Hi all, my wife and I will be visiting Treasure Beach the first time at the beginning of May for 3 days.   We, have been visiting the island for 25+ years and excited to be in TB.  Im going to rent a scooter and wondering if their might be some suggestions?  I did a little research with out a lot of luck.  I own and am familiar with riding a scooter in Negril.  We will be arriving from Negril and I have no intention of riding mine to TB.  Not sure how many options are out there.  I'm just looking for an automatic that can accommodate 2.  I'm guessing I should be able to find something for $100us or under for the 3 days.  I'm renting an Airbnb cottage and it was mentioned that the the caretaker could help in that department, but I just thought I might be able to get something lined up for us upon our arrival. (I'm a bit spoiled...lol)  Any and all knowledge  that you might like to pass along would be grateful.

----------


## Rumghoul

I know Smurf (Kevin) used to rent them and I believe he still does.  I can try to get you his number if you want.  There was also a place in calabash (across from Frenchman's Reef I believe) that was renting scooters this year.  Or you can wait until you get there and ask the caretaker to arrange for scooter rental.  A lot of things in treasure beach are done through the staff at your rental - everyone knows someone who will get you what you are looking for.

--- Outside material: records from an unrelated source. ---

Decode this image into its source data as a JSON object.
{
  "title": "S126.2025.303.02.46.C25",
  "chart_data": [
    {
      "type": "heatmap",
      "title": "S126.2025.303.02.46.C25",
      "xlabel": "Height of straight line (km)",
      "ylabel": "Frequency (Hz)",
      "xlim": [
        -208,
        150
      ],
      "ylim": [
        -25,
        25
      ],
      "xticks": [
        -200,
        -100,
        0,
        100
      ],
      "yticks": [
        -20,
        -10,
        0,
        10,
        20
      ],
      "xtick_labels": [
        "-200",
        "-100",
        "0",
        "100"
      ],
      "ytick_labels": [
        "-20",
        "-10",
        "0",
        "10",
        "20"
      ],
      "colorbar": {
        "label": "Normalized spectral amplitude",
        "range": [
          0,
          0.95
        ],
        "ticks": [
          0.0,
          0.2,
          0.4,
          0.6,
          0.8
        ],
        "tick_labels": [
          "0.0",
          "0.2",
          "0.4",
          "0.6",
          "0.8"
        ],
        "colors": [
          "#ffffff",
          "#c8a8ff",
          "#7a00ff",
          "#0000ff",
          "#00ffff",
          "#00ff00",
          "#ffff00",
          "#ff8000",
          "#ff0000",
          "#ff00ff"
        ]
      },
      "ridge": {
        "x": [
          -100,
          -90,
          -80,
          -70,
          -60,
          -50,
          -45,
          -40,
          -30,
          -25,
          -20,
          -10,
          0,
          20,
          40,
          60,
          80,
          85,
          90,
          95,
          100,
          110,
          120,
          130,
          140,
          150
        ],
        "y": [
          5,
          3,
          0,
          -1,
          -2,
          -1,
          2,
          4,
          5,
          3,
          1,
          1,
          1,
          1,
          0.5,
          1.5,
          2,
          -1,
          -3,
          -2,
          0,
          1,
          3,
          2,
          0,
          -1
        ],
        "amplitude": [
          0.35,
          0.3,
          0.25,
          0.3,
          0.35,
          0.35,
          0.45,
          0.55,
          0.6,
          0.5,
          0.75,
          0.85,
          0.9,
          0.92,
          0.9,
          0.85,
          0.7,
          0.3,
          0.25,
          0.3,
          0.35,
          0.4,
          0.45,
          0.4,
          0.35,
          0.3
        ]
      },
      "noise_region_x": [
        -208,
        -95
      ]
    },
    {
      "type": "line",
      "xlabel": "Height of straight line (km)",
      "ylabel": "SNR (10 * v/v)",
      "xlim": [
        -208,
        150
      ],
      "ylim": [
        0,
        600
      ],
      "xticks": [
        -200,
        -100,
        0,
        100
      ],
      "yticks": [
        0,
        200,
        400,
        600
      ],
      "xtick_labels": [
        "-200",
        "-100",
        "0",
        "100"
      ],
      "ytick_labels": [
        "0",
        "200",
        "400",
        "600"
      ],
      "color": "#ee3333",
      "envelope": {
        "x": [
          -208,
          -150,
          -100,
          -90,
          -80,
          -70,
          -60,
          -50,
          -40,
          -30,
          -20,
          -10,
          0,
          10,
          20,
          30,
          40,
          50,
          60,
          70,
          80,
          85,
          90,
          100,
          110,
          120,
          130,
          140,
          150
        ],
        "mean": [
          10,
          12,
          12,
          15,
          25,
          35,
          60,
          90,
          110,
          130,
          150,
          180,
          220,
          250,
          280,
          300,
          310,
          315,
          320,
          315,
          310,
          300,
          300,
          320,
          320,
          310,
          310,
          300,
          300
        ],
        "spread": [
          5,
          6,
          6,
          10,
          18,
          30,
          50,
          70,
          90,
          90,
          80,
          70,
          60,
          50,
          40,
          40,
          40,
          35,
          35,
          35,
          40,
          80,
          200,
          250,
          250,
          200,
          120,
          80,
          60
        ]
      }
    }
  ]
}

I also just found Man Made Mopeds listed in Trip Advisor - https://www.tripadvisor.com/Attracti...h_Jamaica.html - this could be the place I saw.

----------


## ohliz

I rent from Kevin/Smurf every time. He will make a deal for 3 days or more that would be right at your budget I think - $35/day but 40 if you only take 1-2 days and perhaps somewhat seasonal.  He has several very new bikes - of the 3 of us 2 got those and one got one of the older ones (which I have actually had on previous trips).  They are 150s, I think?  I'd ask for one of the new ones, specifically. They will deliver to you and pick up too, included in price. This is a tour, you can see rental price listed at the end: http://treasuretoursjamaica.com/tour...scooter-tours/

Yellow is older one, burgundy are newer:





Besides riding around TB to the various beaches (including Great Bay), it's also a nice ride up to Lover's Leap. Lots of signs now that Jake's took it over (and google maps works great too, if you don't have a local sim you can download for offline use).

----------


## McLaren

Thanks Rumgouhl and Ohliz for the info.  Those were the 2 places I was able to get a bit of info on.   Thanks for the pics.  The number I found for smufs is 876-965-0126.  I also found a number for Madman.  I have to hook up with our care taker a week before our arrival in TB and will try and make arrangements then.  I'm guessing that's plenty of time to get the ball rolling.  I know It probably appears I'm over thinking a bit, but just wanted to be able to have transportation waiting for me as we're only in TB for 3 days and would like to hit the ground running.  A lot of new things for us to check out.  Again, 'big ups' for sharing, very much appreciated.   Kelly

----------